Ein Kind muss das Licht Christi kennen lernen, damit es das Licht wählen und der Dunkelheit widerstehen kann. Mose erlebte ein Wunder, als er verwandelt wurde und Gott mit seinen geistigen Augen sah. Nachdem Mose von Gott belehrt worden war und sein Werk und seine Herrlichkeit erblickt hatte, kam der Satan mit Dunkelheit und Verwirrung zu ihm. Da Mose das Licht und die Herrlichkeit Gottes erlebt hatte, kannte er den Unterschied.
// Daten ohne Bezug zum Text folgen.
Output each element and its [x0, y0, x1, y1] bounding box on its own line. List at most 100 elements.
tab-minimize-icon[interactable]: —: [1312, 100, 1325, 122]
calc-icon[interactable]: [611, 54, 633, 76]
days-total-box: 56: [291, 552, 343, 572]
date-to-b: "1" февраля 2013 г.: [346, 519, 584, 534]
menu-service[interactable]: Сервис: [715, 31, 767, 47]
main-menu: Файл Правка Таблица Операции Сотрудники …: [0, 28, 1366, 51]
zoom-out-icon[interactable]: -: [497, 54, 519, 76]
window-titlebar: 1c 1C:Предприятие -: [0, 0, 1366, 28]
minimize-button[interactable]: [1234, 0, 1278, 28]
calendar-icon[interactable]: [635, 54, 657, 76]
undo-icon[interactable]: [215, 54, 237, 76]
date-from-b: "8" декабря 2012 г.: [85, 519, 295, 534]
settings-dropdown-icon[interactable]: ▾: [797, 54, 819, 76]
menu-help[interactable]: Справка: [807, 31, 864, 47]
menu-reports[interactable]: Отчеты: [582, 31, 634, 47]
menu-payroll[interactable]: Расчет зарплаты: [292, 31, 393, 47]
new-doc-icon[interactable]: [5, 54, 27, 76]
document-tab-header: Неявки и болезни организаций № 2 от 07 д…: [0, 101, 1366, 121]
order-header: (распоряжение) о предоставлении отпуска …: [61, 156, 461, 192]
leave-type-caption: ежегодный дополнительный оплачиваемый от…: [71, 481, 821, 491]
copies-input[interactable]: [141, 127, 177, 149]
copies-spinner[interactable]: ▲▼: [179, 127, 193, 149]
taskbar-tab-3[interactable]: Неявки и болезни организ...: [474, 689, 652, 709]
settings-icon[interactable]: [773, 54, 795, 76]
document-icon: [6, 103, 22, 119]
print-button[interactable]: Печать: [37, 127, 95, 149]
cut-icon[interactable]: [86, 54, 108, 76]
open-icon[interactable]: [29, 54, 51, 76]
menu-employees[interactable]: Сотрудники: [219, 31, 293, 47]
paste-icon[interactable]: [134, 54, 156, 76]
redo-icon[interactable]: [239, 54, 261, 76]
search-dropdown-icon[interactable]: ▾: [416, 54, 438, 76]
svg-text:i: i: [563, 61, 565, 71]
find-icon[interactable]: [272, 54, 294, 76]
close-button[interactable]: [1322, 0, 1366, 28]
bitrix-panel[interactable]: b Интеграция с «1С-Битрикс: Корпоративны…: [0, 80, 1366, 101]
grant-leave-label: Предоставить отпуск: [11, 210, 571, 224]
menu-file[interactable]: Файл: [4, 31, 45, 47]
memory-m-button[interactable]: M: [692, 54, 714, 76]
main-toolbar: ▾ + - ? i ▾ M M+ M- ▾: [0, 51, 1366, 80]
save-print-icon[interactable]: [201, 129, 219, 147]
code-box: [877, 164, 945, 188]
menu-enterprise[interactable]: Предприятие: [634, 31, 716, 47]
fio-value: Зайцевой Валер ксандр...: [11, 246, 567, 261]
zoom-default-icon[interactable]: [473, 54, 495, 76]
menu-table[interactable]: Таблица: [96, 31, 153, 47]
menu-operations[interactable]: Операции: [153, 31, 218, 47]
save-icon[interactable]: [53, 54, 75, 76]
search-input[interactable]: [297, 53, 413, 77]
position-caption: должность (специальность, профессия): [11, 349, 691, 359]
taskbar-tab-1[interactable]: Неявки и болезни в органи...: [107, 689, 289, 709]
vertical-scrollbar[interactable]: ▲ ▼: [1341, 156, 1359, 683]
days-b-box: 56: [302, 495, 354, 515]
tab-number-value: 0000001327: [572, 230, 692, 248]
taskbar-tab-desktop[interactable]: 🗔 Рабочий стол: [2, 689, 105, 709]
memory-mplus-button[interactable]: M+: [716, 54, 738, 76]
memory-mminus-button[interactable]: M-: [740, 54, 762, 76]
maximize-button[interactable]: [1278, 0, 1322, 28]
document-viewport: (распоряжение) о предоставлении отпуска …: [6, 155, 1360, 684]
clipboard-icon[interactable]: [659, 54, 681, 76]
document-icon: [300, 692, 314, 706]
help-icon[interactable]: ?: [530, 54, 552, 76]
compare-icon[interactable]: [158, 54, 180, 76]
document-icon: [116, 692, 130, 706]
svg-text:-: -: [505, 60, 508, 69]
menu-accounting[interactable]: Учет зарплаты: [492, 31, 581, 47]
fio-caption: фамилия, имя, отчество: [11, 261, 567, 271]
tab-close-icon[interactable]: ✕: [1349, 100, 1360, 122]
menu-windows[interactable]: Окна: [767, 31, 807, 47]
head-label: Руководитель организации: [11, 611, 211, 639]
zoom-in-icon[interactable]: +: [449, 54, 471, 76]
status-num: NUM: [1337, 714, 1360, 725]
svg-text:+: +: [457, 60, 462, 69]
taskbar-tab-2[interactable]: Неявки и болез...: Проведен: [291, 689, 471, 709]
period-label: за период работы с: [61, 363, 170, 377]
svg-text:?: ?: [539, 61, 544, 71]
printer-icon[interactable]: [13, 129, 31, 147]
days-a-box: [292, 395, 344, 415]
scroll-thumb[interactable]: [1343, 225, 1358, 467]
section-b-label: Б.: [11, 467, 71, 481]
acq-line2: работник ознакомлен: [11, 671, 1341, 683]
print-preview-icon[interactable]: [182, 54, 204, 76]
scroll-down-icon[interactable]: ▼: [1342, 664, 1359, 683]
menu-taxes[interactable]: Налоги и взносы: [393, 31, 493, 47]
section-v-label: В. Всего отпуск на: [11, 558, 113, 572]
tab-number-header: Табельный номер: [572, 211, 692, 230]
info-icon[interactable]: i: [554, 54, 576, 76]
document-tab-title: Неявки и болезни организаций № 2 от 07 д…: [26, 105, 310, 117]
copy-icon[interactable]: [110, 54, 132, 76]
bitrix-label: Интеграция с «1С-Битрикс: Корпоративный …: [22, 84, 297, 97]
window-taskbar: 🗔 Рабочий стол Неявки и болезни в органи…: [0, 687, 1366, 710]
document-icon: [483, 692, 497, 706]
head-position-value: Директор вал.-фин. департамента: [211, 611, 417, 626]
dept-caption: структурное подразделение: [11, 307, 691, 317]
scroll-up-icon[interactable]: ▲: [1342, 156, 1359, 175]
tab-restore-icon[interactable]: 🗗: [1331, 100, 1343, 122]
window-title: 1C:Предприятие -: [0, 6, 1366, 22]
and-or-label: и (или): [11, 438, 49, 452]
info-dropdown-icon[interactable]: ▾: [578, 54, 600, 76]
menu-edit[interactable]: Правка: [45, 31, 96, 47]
Er konnte dem Satan die Stirn bieten: „Wer bist du? Denn siehe, ich bin ein Sohn Gottes.“4

Ein Kind muss vom Licht des Evangeliums erfüllt sein, damit es im Angesicht der Versuchung sagen kann: „Ich weiß, wer ich bin. Ich bin ein Kind Gottes. Ich weiß, was ich zu tun habe. Ich muss mich taufen lassen, den Heiligen Geist empfangen und die Gebote halten.“ Dann kann das Kind sagen: „Ich weiß, wer ich werden kann. Ich kann eine rechtschaffene junge Dame werden“ oder „Ich kann ein rechtschaffener junger Mann werden und das Priestertum Gottes erhalten“. Ein Kind, das von diesem Wissen und Licht erfüllt ist, kann die Entscheidung treffen, der Dunkelheit zu widerstehen und sich dem Licht und Frieden des Evangeliums zuzuwenden.

Ein Kind, in dessen Herz das Evangelium verwurzelt ist, erkennt die Hand des Herrn in seinem Leben. Ein Kind weiß manchmal mehr, als wir annehmen, und kann mehr tun, als wir meinen. Ich habe gelernt, dass Kinder, die das Licht des Evangeliums haben, auch Glauben haben. Sie zweifeln nicht. Samantha, elf Jahre, hat gesagt: „Ich weiß, dass das Evangelium wahr ist, weil ich es spüre.“ Der dreijährige Benjamin hat gesagt: „Ich weiß, dass der himmlische Vater meine Gebete hört und erhört, denn er liebt mich.“ Ein Kind, das das Licht des Evangeliums hat, sagt: „Ich weiß, dass der Heilige Geist mich führt, weil ich mich wohl fühle, wenn ich seinen Eingebungen folge.“

Sam fängt an, die Gefühle zu begreifen, die vom Heiligen Geist stammen. Als seine Mutter ihn fragte: „Wer ist der Heilige Geist?“, sagte er: „Er ist ein warmes Gefühl in mir.“ Sam begriff auch, dass es der Heilige Geist war, der in anspornte, um die Hilfe des Herrn zu beten, als sein kleiner, zwei Wochen alter Bruder krank war.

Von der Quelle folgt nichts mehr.